Artigiani al centro – Le vie del made in Umbria
La storia Questo nuovo spazio dedicato alla lavorazione del legno e all’artigianato creativo sarà un luogo dove tradizione, creatività e sostenibilità si intrecceranno in prodotti unici per la loro caratteristica produzione artigianale. Fondato dal designer Marco Brilli, specializzato in allestimenti e scenografie, Mally è il frutto di una passione coltivata sin dall’adolescenza, con radici nell’esperienza artigianale tramandata dallo zio ebanista in Francia. «In una società complessa, Mally cerca soluzioni semplici – spiega Brilli – valorizzando la bellezza del legno e delle sue imperfezioni naturali. Ogni oggetto racconta una storia e trasmette l’identità di chi lo crea».
Fare rete Il progetto Mally punta a creare una rete con altre realtà artigiane presenti nella via, promuovendo un distretto dell’artigianato nel cuore del centro storico. «Vogliamo fare rete per condividere le gioie e i dolori dell’artigianato e ottimizzare risorse e investimenti.

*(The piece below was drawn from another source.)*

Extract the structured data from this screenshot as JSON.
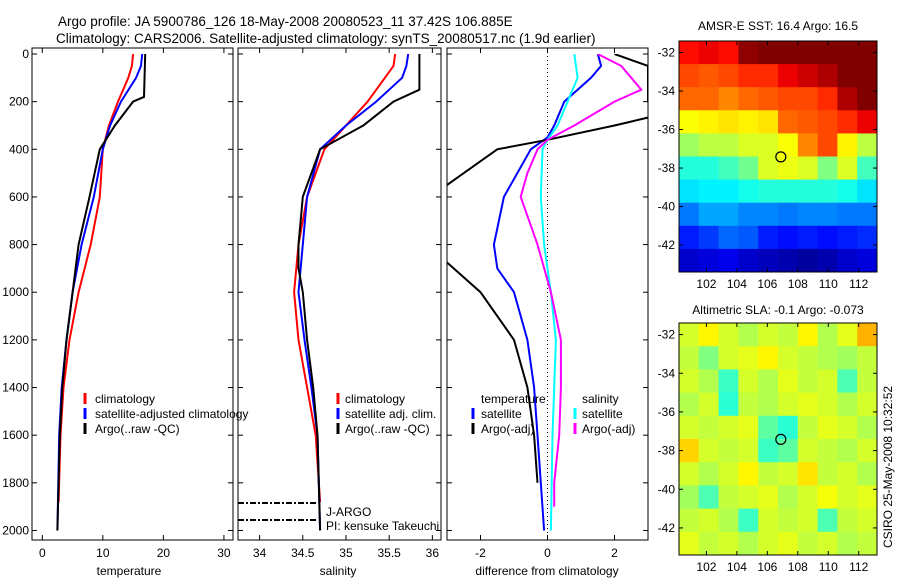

Da soli non si va da nessuna parte». In futuro, Mally proporrà corsi di falegnameria per grandi e piccini, collaborando con scuole e privati. L’obiettivo è tramandare l’arte del fare, della manutenzione e della creazione, per preservare la manualità in un mondo sempre più dominato dall’industria.
Sostenibilità Tutti i materiali utilizzati provengono da recupero, riciclo o coltivazioni certificate, nel rispetto dell’ambiente. «L’artigiano produce ciò che serve – conclude Brilli – evitando gli sprechi e recuperando tutto ciò che può essere riutilizzato, anche il piccolo può essere un esempio per l’industria». Proprio l’inaugurazione di sabato 14 dicembre sarà un’occasione per immergersi nel mondo di Mally: verranno esposti prototipi e oggetti frutto di anni di sperimentazione, mentre un filmato realizzato da Delia Occhiucci, con campionature di Lorenzo Brilli, illustrerà i suoni e i ritmi della lavorazione del legno.